RESEARCH AND DEVELOPMENT
A Makeover for Top-Heavy Navy Ships?
By Grace V. Jean
If one looks at photos of modern day warships and compares them to conceptual drawings of future Navy vessels, the most striking difference is the lack of antennas on the advanced gray hulls.
It’s not that future ships won’t need communications, radars and electronic warfare systems. But there will be fewer masts and, as a result, noticeably less antennas and arrays poking out the tops of the deckhouses. And if the work of Office of Naval Research scientists comes to fruition, those “forests” of antennas might one day disappear altogether as radio frequency apertures are integrated into the hulls and superstructures of the ships themselves.
“We’re really trying to bring about a new way of designing Navy topsides,” says Betsy DeLong, deputy for transition and innovative naval prototypes in the office’s command and control technologies department.
As the demand for electronic technologies aboard combat vessels grows, the sheer number of antennas that have popped up on warships has doubled in the last decade. Surface combatants that once carried only 40 to 75 antennas are now sailing with as many as 150.
That’s generating a slew of problems for sailors. Ships have limited real estate available for antennas, especially at their pinnacles. Increasing numbers of antennas mean engineers have to squeeze them in at closer proximity to other arrays.
“When you have lots of different apertures all around your topsides, you have issues of blockage, and you have issues of these antennas interfering with each other,” says DeLong. Such electromagnetic interference can have detrimental effects on the functionality of combat systems below decks, particularly when multiple networks are in use. Optimizing those technologies in the saturated airwaves environment also is a challenge for engineers.
Moreover, the antennas tack on weight and throw off the ships’ center of gravity. “Whatever weight you add to the mast, you have to add to the keel for stability,” says Steven Russell of ONR’s ships and engineering systems division.
Such increases could translate into expanding the size of hulls, which raises costs tremendously at a time when shipbuilding budgets are being squeezed.
Scientists believe that they can help reduce those costs by miniaturizing many of the antennas’ electronic components — the phase shifters, the high-powered or low-noise amplifiers and others — and by integrating them into more efficient, wideband arrays that will allow the various combats systems to share frequencies.
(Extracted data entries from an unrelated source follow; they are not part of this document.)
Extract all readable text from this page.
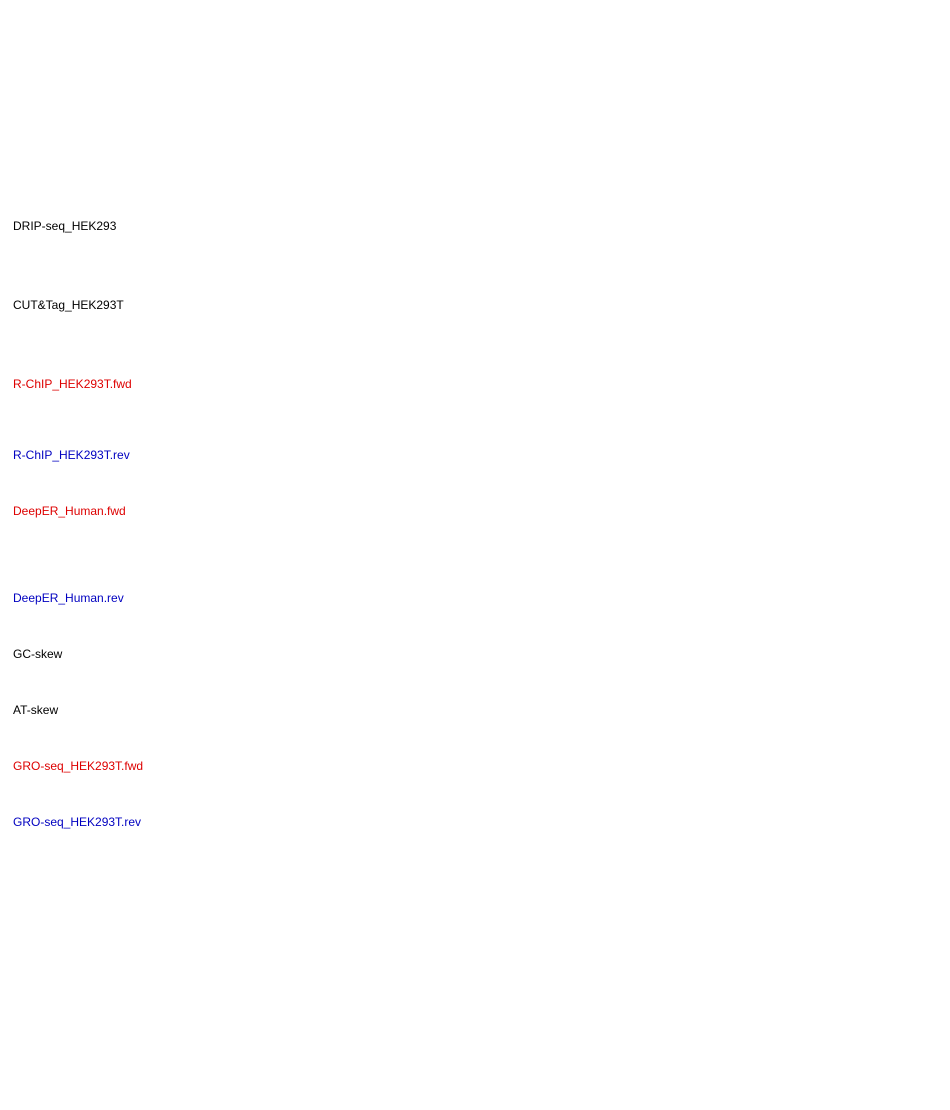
DRIP-seq_HEK293
CUT&Tag_HEK293T
R-ChIP_HEK293T.fwd
R-ChIP_HEK293T.rev
DeepER_Human.fwd
DeepER_Human.rev
GC-skew
AT-skew
GRO-seq_HEK293T.fwd
GRO-seq_HEK293T.rev
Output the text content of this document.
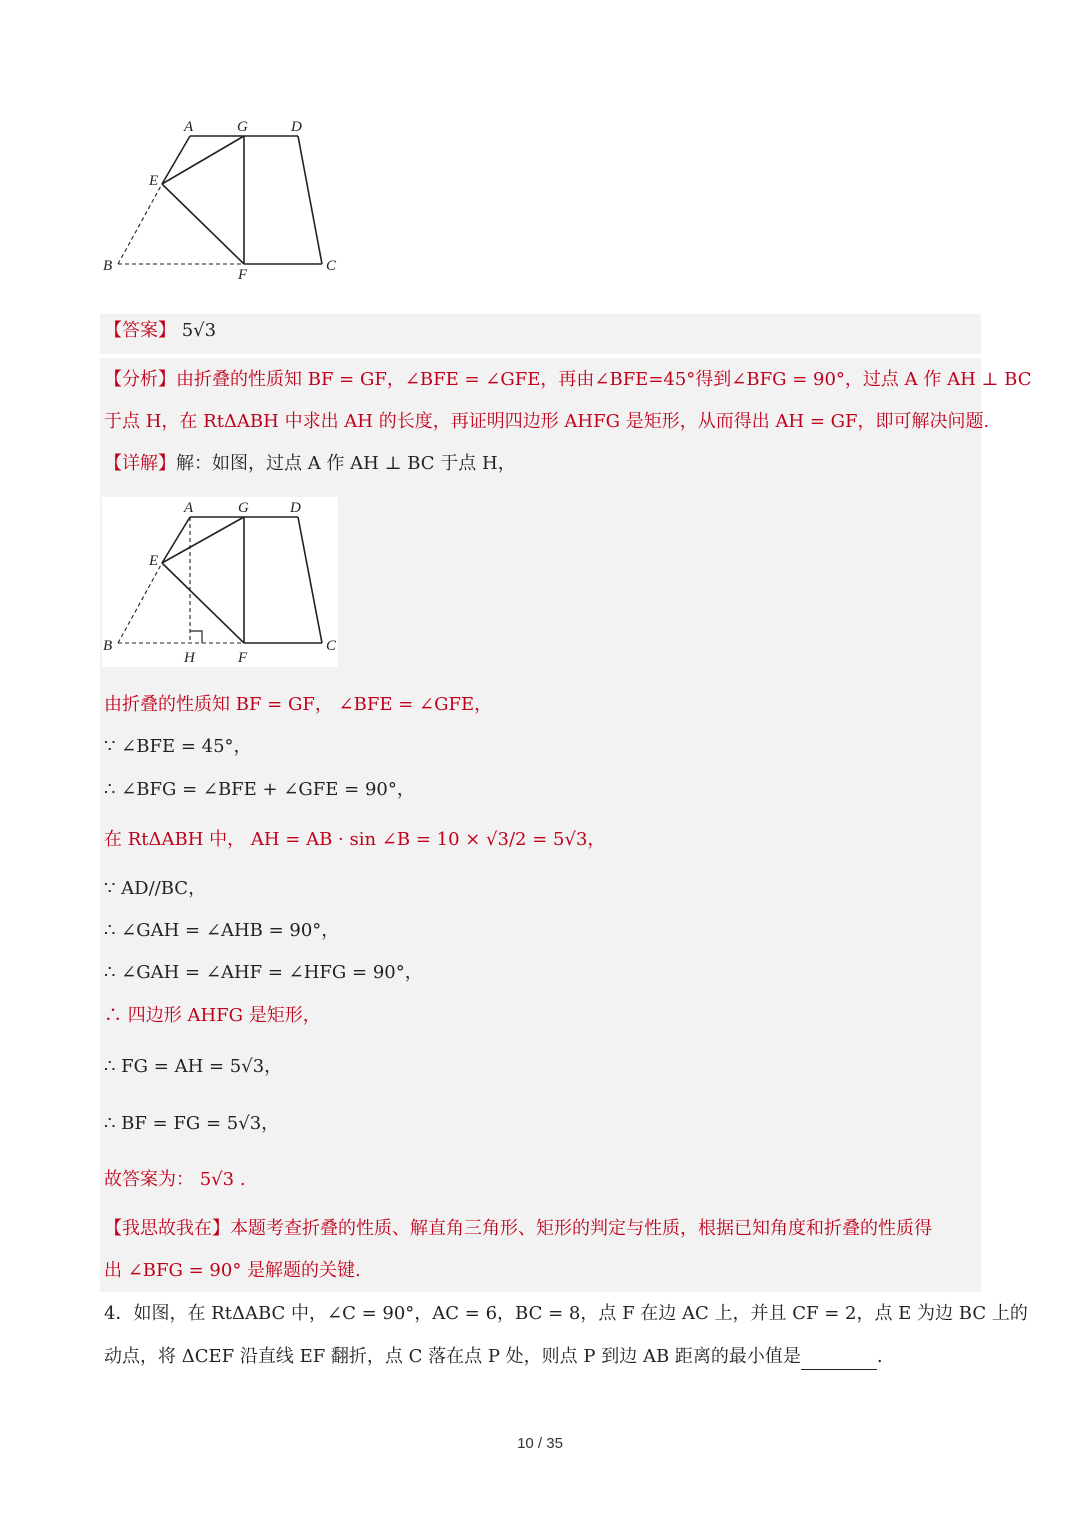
A	G	D
E
B
F
C
【答案】 5√3
【分析】由折叠的性质知 BF = GF，∠BFE = ∠GFE，再由∠BFE=45°得到∠BFG = 90°，过点 A 作 AH ⊥ BC
于点 H，在 RtΔABH 中求出 AH 的长度，再证明四边形 AHFG 是矩形，从而得出 AH = GF，即可解决问题.
【详解】解：如图，过点 A 作 AH ⊥ BC 于点 H，
A	G	D
E
B
H	F
C
由折叠的性质知 BF = GF， ∠BFE = ∠GFE，
∵ ∠BFE = 45°，
∴ ∠BFG = ∠BFE + ∠GFE = 90°，
在 RtΔABH 中， AH = AB · sin ∠B = 10 × √3/2 = 5√3，
∵ AD//BC，
∴ ∠GAH = ∠AHB = 90°，
∴ ∠GAH = ∠AHF = ∠HFG = 90°，
∴ 四边形 AHFG 是矩形，
∴ FG = AH = 5√3，
∴ BF = FG = 5√3，
故答案为： 5√3 .
【我思故我在】本题考查折叠的性质、解直角三角形、矩形的判定与性质，根据已知角度和折叠的性质得
出 ∠BFG = 90° 是解题的关键.
4．如图，在 RtΔABC 中，∠C = 90°，AC = 6，BC = 8，点 F 在边 AC 上，并且 CF = 2，点 E 为边 BC 上的
动点，将 ΔCEF 沿直线 EF 翻折，点 C 落在点 P 处，则点 P 到边 AB 距离的最小值是	.
10 / 35
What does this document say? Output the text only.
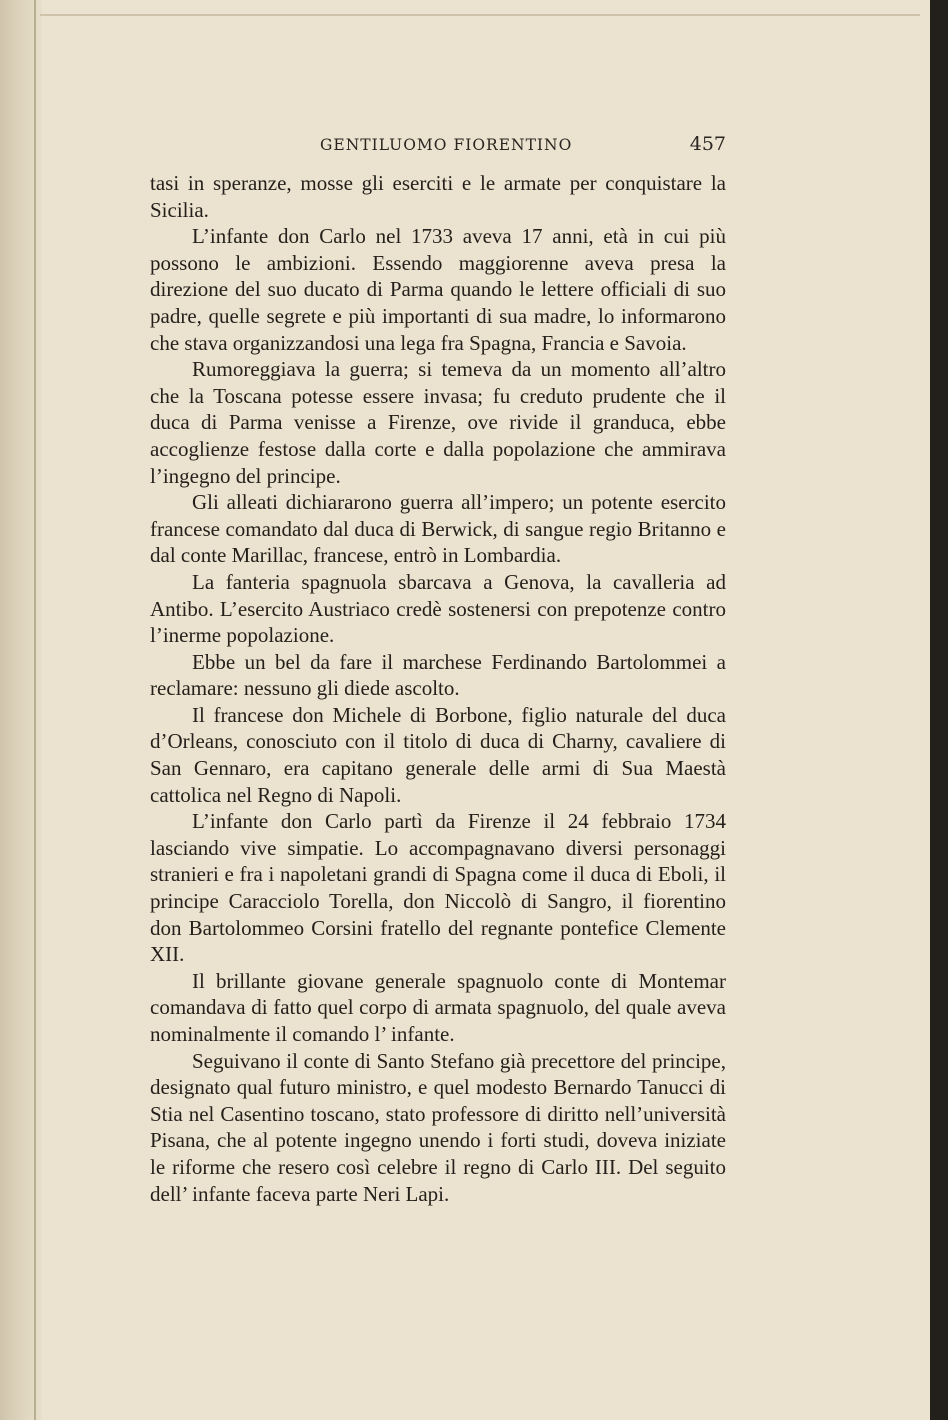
GENTILUOMO FIORENTINO	457

tasi in speranze, mosse gli eserciti e le armate per conquistare la Sicilia.

L’infante don Carlo nel 1733 aveva 17 anni, età in cui più possono le ambizioni. Essendo maggiorenne aveva presa la direzione del suo ducato di Parma quando le lettere officiali di suo padre, quelle segrete e più importanti di sua madre, lo informarono che stava organizzandosi una lega fra Spagna, Francia e Savoia.

Rumoreggiava la guerra; si temeva da un momento all’altro che la Toscana potesse essere invasa; fu creduto prudente che il duca di Parma venisse a Firenze, ove rivide il granduca, ebbe accoglienze festose dalla corte e dalla popolazione che ammirava l’ingegno del principe.

Gli alleati dichiararono guerra all’impero; un potente esercito francese comandato dal duca di Berwick, di sangue regio Britanno e dal conte Marillac, francese, entrò in Lombardia.

La fanteria spagnuola sbarcava a Genova, la cavalleria ad Antibo. L’esercito Austriaco credè sostenersi con prepotenze contro l’inerme popolazione.

Ebbe un bel da fare il marchese Ferdinando Bartolommei a reclamare: nessuno gli diede ascolto.

Il francese don Michele di Borbone, figlio naturale del duca d’Orleans, conosciuto con il titolo di duca di Charny, cavaliere di San Gennaro, era capitano generale delle armi di Sua Maestà cattolica nel Regno di Napoli.

L’infante don Carlo partì da Firenze il 24 febbraio 1734 lasciando vive simpatie. Lo accompagnavano diversi personaggi stranieri e fra i napoletani grandi di Spagna come il duca di Eboli, il principe Caracciolo Torella, don Niccolò di Sangro, il fiorentino don Bartolommeo Corsini fratello del regnante pontefice Clemente XII.

Il brillante giovane generale spagnuolo conte di Montemar comandava di fatto quel corpo di armata spagnuolo, del quale aveva nominalmente il comando l’ infante.

Seguivano il conte di Santo Stefano già precettore del principe, designato qual futuro ministro, e quel modesto Bernardo Tanucci di Stia nel Casentino toscano, stato professore di diritto nell’università Pisana, che al potente ingegno unendo i forti studi, doveva iniziate le riforme che resero così celebre il regno di Carlo III. Del seguito dell’ infante faceva parte Neri Lapi.
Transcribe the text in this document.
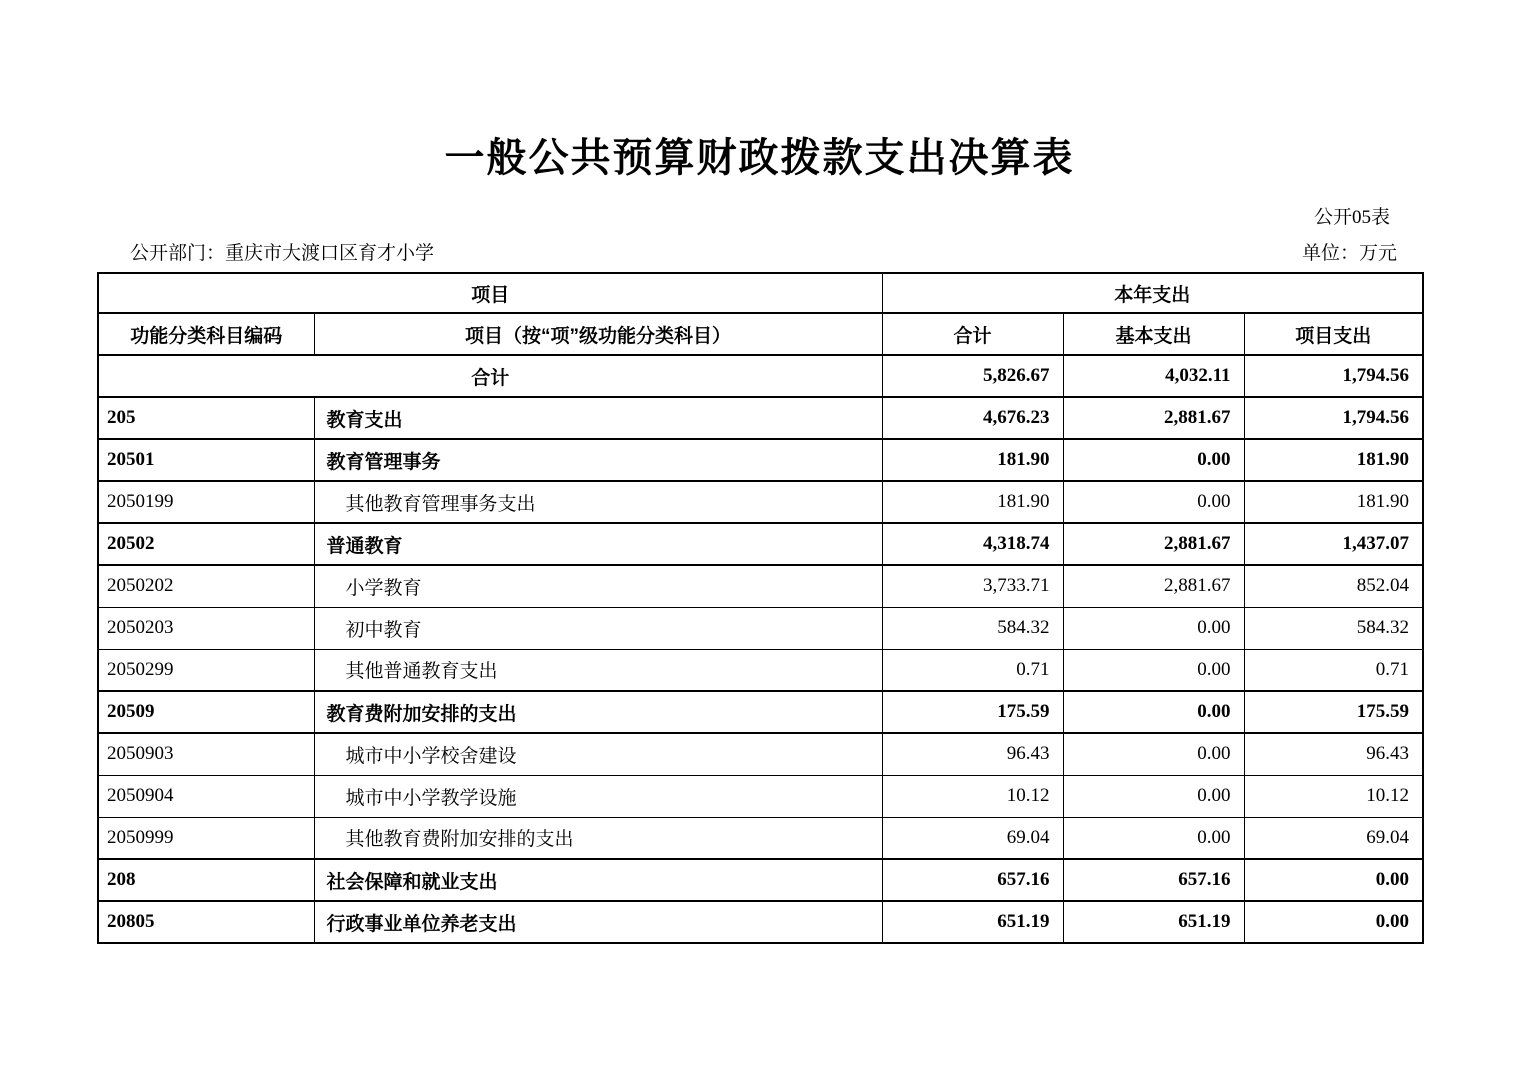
一般公共预算财政拨款支出决算表
公开05表
公开部门：重庆市大渡口区育才小学	单位：万元
项目		本年支出		
功能分类科目编码	项目（按“项”级功能分类科目）	合计	基本支出	项目支出
合计		5,826.67	4,032.11	1,794.56
205	教育支出	4,676.23	2,881.67	1,794.56
20501	教育管理事务	181.90	0.00	181.90
2050199	其他教育管理事务支出	181.90	0.00	181.90
20502	普通教育	4,318.74	2,881.67	1,437.07
2050202	小学教育	3,733.71	2,881.67	852.04
2050203	初中教育	584.32	0.00	584.32
2050299	其他普通教育支出	0.71	0.00	0.71
20509	教育费附加安排的支出	175.59	0.00	175.59
2050903	城市中小学校舍建设	96.43	0.00	96.43
2050904	城市中小学教学设施	10.12	0.00	10.12
2050999	其他教育费附加安排的支出	69.04	0.00	69.04
208	社会保障和就业支出	657.16	657.16	0.00
20805	行政事业单位养老支出	651.19	651.19	0.00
The goal is to reduce the costs of the electronic components by as much as 60 percent.
Russell, a mechanical engineer, runs a program called aperstructures that seeks to eliminate antenna apertures on stick masts by incorporating the systems onto the sides of ships’ deckhouses. By doing so, the superstructure itself becomes the aperture. Its larger size gives the antenna inherent power so that it doesn’t have to rely as much on the ship’s electricity to send and receive signals. Less energy consumption means the Navy might see significant cost savings there as well, he says.
ONR in the 1990s initiated the advanced multifunction radio frequency program to demonstrate the ability of a single aperture to perform multiple functions — electronic warfare, communications and radar — simultaneously. Though the aperture proved the concept would work, the arrays were not cost effective, says DeLong.
Since that demonstration, researchers have produced cost-effective multifunction narrowband apertures, and DeLong says one of the goals in the follow-on integrated topsides program is to develop affordable wideband arrays that will cover a range of frequencies from 30 megahertz to 50 gigahertz.
Because a single aperture cannot yet cover such a large swath of spectrum, the researchers also intend to investigate better ways to “architect” those apertures. They will determine which systems pair together well and the optimum amount of frequency suitable for each array.
In the future, sailors will be able to tap radio frequency resources automatically to meet their highest priority needs at any given time, says DeLong.
For example, if a ship is performing a communications function and receives warning of an incoming missile attack, it can then use the entire array for electronic attack without compromising other operations.
If the scientists are successful, their work will have a beneficial impact on other aspects of shipboard operations. Reducing the size, weight and number of antennas not only will allow ship designers to place the apertures in more optimal places, but also will reduce the radar cross section of the topside and improve the vessel’s survivability, says Russell.
Funding for the integrated topsides innovative naval prototype work commences next year.